# Murder on the river



## kayak1979 (Jul 13, 2014)

Hopefully nothing like this ever happens here in Ohio

http://www.twincities.com/localnews/ci_27918097/1-dead-after-st-croix-river-anglers-argue


----------



## Angling (Feb 11, 2015)

Kelly shouldve stayed in minnesota!


----------



## chris1162 (Mar 12, 2008)

Pretty crazy story. I hope his children and wife find peace and the guilty are found.


----------



## Eyeripper69 (Jan 12, 2015)

That is very sad...

I mostly fish Michigan waters, and have for many years as a young buck with my family.. I have witnessed personally many altercations that have come to blows on the banks of many different rivers..
its a daily event for cussing and bickering at many of the active area's this time of year
but too actually take someone's life is hard to grasp.... SAD,SAD,SAD......


----------



## ironfish (Jul 31, 2010)

chris1162 said:


> Pretty crazy story. I hope his children and wife find peace and the guilty are found.
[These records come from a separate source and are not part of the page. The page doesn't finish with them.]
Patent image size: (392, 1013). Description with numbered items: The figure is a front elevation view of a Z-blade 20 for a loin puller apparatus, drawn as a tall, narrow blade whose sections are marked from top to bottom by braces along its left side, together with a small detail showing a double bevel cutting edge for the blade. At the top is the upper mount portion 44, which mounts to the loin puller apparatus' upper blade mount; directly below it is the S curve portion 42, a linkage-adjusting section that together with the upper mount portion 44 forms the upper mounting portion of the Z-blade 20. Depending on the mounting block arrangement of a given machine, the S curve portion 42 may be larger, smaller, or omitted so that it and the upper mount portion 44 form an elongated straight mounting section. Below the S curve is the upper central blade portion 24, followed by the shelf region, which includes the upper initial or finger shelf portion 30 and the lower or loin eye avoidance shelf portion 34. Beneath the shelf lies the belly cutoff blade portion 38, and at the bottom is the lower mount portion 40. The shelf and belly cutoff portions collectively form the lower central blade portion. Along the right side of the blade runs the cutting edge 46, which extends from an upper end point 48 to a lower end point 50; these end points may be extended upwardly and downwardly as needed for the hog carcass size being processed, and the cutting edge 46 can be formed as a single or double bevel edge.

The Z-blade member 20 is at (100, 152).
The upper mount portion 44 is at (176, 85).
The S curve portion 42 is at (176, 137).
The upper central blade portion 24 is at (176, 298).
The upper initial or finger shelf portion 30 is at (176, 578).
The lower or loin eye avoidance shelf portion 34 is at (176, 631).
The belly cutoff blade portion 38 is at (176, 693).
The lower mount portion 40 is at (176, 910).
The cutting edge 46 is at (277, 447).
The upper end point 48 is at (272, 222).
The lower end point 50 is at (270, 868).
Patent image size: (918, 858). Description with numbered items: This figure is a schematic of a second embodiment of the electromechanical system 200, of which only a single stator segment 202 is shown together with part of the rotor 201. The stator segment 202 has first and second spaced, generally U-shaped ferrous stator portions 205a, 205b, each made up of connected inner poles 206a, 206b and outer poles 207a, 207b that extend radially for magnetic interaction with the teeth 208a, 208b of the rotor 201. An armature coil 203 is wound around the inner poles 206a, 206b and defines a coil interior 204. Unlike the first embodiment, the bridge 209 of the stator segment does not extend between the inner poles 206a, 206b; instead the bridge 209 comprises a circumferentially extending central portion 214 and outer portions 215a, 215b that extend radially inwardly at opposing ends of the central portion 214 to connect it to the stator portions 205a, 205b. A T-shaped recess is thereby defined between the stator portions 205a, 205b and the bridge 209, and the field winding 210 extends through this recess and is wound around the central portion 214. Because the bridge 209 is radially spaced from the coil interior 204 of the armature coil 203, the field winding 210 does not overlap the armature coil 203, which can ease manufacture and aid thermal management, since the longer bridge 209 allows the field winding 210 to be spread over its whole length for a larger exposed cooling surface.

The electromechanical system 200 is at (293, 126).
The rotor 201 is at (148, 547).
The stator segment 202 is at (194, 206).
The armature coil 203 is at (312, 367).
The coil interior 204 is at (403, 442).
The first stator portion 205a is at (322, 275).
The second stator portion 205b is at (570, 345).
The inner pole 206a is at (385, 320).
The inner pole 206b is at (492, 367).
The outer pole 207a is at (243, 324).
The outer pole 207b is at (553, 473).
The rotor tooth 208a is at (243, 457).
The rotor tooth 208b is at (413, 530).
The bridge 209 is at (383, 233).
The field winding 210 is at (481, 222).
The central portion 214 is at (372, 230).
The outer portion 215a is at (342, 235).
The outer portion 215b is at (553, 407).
A little rush to judgment no? lets see yelling at each other for hours,God only knows what they where yelling.Jumping in truck driving to the other side friend in tow,what so they could hug it out no way sounds like a self defense moment any first year law student could handle . im guessing his wife and family wont be finding peace anytime soon ..Great learning moment for all.


----------



## Eyeripper69 (Jan 12, 2015)

And,, all lives matter fool........


----------



## ironfish (Jul 31, 2010)

nah the only fool was the dude who went looking for trouble by the way he found it, if your going to be stupid you got to be tough..


----------



## nooffseason (Nov 15, 2008)

See ya later eyeripper69. I imagine you won't be here much longer


----------



## Raylaser (Apr 8, 2015)

Eyeripper69 said:


> That is very sad...
> 
> I mostly fish Michigan waters, and have for many years as a young buck with my family.. I have witnessed personally many altercations that have come to blows on the banks of many different rivers..
> its a daily event for cussing and bickering at many of the active area's this time of year
> but too actually take someone's life is hard to grasp.... SAD,SAD,SAD......


"Daily Event"???? Not sure where you fish dude but I've been fishing rivers and lakes all over Michigan for more than 50 years, and while I've witnessed some bonehead behavior with (at the most) some colorful language, I've only witnessed physical contact a few times. My guess is that if you have experienced poor behavior as a "Daily Event" you might be one of the parties involved. Just saying!


----------